Furthermore, if one can obtain the same performance from both a full flowmeter and a point sensor, it is generally advisable to use the flowmeter. Because point sensors do not look at the full flow, they read accurately only if they are inserted to a depth where the flow velocity is the average of the velocity profile across the pipe. Even if this point is carefully determined at the time of calibration, it is not likely to remain unaltered, since velocity profiles change with flowrate, viscosity, temperature, and other factors.

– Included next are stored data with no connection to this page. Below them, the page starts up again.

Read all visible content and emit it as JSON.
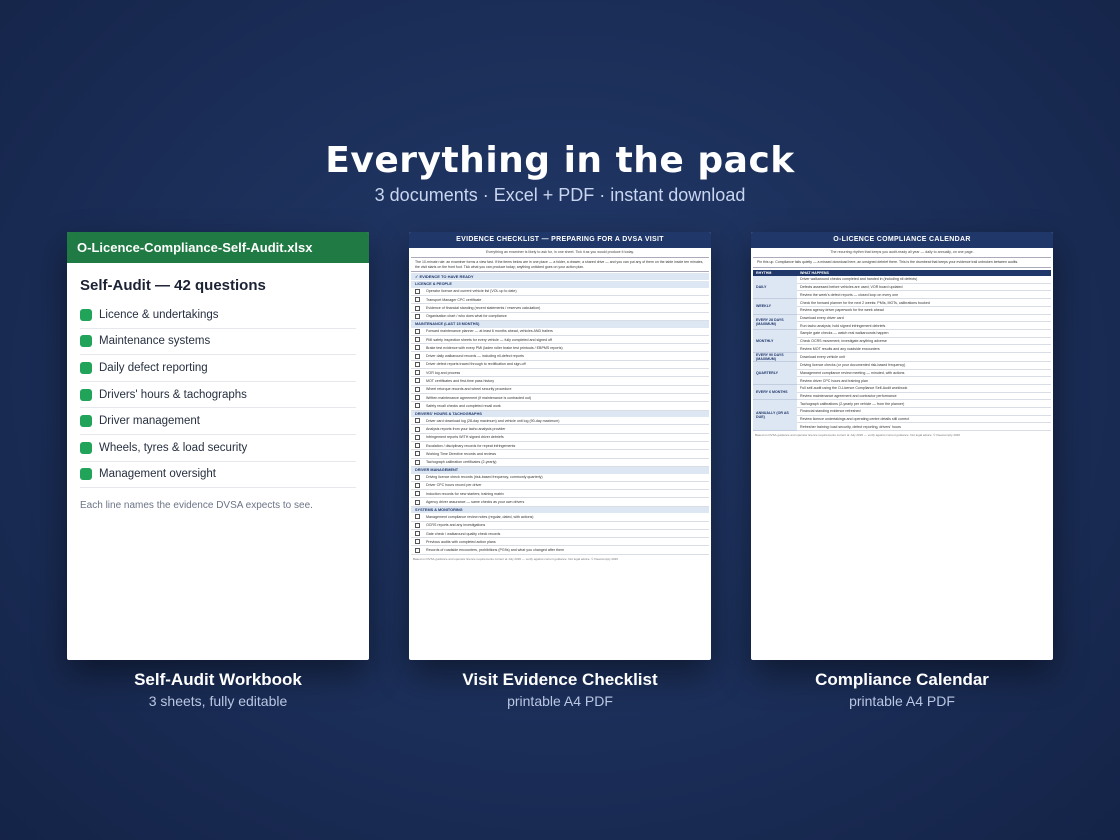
{
  "headline": "Everything in the pack",
  "subhead": "3 documents · Excel + PDF · instant download",
  "card1": {
    "filename": "O-Licence-Compliance-Self-Audit.xlsx",
    "title": "Self-Audit — 42 questions",
    "items": [
      "Licence & undertakings",
      "Maintenance systems",
      "Daily defect reporting",
      "Drivers' hours & tachographs",
      "Driver management",
      "Wheels, tyres & load security",
      "Management oversight"
    ],
    "note": "Each line names the evidence DVSA expects to see.",
    "caption_title": "Self-Audit Workbook",
    "caption_sub": "3 sheets, fully editable",
    "accent": "#1f7a43",
    "bullet_color": "#22a35a"
  },
  "card2": {
    "header": "EVIDENCE CHECKLIST — PREPARING FOR A DVSA VISIT",
    "intro": "Everything an examiner is likely to ask for, in one sheet. Tick it as you would produce it today.",
    "rule": "The 10-minute rule: an examiner forms a view fast. If the items below are in one place — a folder, a drawer, a shared drive — and you can put any of them on the table inside ten minutes, the visit starts on the front foot. Tick what you can produce today; anything unticked goes on your action plan.",
    "ready": "EVIDENCE TO HAVE READY",
    "sections": [
      {
        "title": "LICENCE & PEOPLE",
        "rows": [
          "Operator licence and current vehicle list (VOL up to date)",
          "Transport Manager CPC certificate",
          "Evidence of financial standing (recent statements / reserves calculation)",
          "Organisation chart / who does what for compliance"
        ]
      },
      {
        "title": "MAINTENANCE (LAST 15 MONTHS)",
        "rows": [
          "Forward maintenance planner — at least 6 months ahead, vehicles AND trailers",
          "PMI safety inspection sheets for every vehicle — fully completed and signed off",
          "Brake test evidence with every PMI (laden roller brake test printouts / EBPMS reports)",
          "Driver daily walkaround records — including nil-defect reports",
          "Driver defect reports traced through to rectification and sign-off",
          "VOR log and process",
          "MOT certificates and first-time pass history",
          "Wheel retorque records and wheel security procedure",
          "Written maintenance agreement (if maintenance is contracted out)",
          "Safety recall checks and completed recall work"
        ]
      },
      {
        "title": "DRIVERS' HOURS & TACHOGRAPHS",
        "rows": [
          "Driver card download log (28-day maximum) and vehicle unit log (90-day maximum)",
          "Analysis reports from your tacho analysis provider",
          "Infringement reports WITH signed driver debriefs",
          "Escalation / disciplinary records for repeat infringements",
          "Working Time Directive records and reviews",
          "Tachograph calibration certificates (2-yearly)"
        ]
      },
      {
        "title": "DRIVER MANAGEMENT",
        "rows": [
          "Driving licence check records (risk-based frequency, commonly quarterly)",
          "Driver CPC hours record per driver",
          "Induction records for new starters; training matrix",
          "Agency driver assurance — same checks as your own drivers"
        ]
      },
      {
        "title": "SYSTEMS & MONITORING",
        "rows": [
          "Management compliance review notes (regular, dated, with actions)",
          "OCRS reports and any investigations",
          "Gate check / walkaround quality check records",
          "Previous audits with completed action plans",
          "Records of roadside encounters, prohibitions (PG9s) and what you changed after them"
        ]
      }
    ],
    "footer": "Based on DVSA guidance and operator licence requirements current at July 2026 — verify against current guidance. Not legal advice. © Fleetcomply 2026",
    "caption_title": "Visit Evidence Checklist",
    "caption_sub": "printable A4 PDF",
    "accent": "#1f3769"
  },
  "card3": {
    "header": "O-LICENCE COMPLIANCE CALENDAR",
    "intro": "The recurring rhythm that keeps you audit-ready all year — daily to annually, on one page.",
    "warn": "Pin this up. Compliance fails quietly — a missed download here, an unsigned debrief there. This is the drumbeat that keeps your evidence trail unbroken between audits.",
    "col_rhythm": "RHYTHM",
    "col_what": "WHAT HAPPENS",
    "groups": [
      {
        "rhythm": "DAILY",
        "rows": [
          "Driver walkaround checks completed and handed in (including nil defects)",
          "Defects assessed before vehicles are used; VOR board updated",
          "Review the week's defect reports — closed loop on every one"
        ]
      },
      {
        "rhythm": "WEEKLY",
        "rows": [
          "Check the forward planner for the next 2 weeks: PMIs, MOTs, calibrations booked",
          "Review agency driver paperwork for the week ahead"
        ]
      },
      {
        "rhythm": "EVERY 28 DAYS (MAXIMUM)",
        "rows": [
          "Download every driver card",
          "Run tacho analysis; hold signed infringement debriefs"
        ]
      },
      {
        "rhythm": "MONTHLY",
        "rows": [
          "Sample gate checks — watch real walkarounds happen",
          "Check OCRS movement; investigate anything adverse",
          "Review MOT results and any roadside encounters"
        ]
      },
      {
        "rhythm": "EVERY 90 DAYS (MAXIMUM)",
        "rows": [
          "Download every vehicle unit"
        ]
      },
      {
        "rhythm": "QUARTERLY",
        "rows": [
          "Driving licence checks (or your documented risk-based frequency)",
          "Management compliance review meeting — minuted, with actions",
          "Review driver CPC hours and training plan"
        ]
      },
      {
        "rhythm": "EVERY 6 MONTHS",
        "rows": [
          "Full self-audit using the O-Licence Compliance Self-Audit workbook",
          "Review maintenance agreement and contractor performance"
        ]
      },
      {
        "rhythm": "ANNUALLY (OR AS DUE)",
        "rows": [
          "Tachograph calibrations (2-yearly per vehicle — from the planner)",
          "Financial standing evidence refreshed",
          "Review licence undertakings and operating centre details still correct",
          "Refresher training: load security, defect reporting, drivers' hours"
        ]
      }
    ],
    "footer": "Based on DVSA guidance and operator licence requirements current at July 2026 — verify against current guidance. Not legal advice. © Fleetcomply 2026",
    "caption_title": "Compliance Calendar",
    "caption_sub": "printable A4 PDF",
    "accent": "#1f3769"
  }
}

Mass or Volumetric UnitsBefore specifying a flow meter, it is also advisable to determine whether the flow information will be more useful if presented in mass or volumetric units. When measuring the flow of compressible materials, volumetric flow is not very meaningful unless density (and sometimes also viscosity) is constant. When the velocity (volumetric flow) of incompressible liquids is measured, the presence of suspended bubbles will cause error; therefore, air and gas must be removed before the fluid reaches the meter. In other velocity sensors, pipe liners can cause problems (ultrasonic), or the meter may stop functioning if the Reynolds number is too low (in vortex shedding meters, RD > 20,000 is required).
In view of these considerations, mass flowmeters, which are insensitive to density, pressure and viscosity variations and are not affected by changes in the Reynolds number, should be kept in mind. Also underutilized in the chemical industry are the various flumes that can measure flow in partially full pipes and can pass large floating or settleable solids.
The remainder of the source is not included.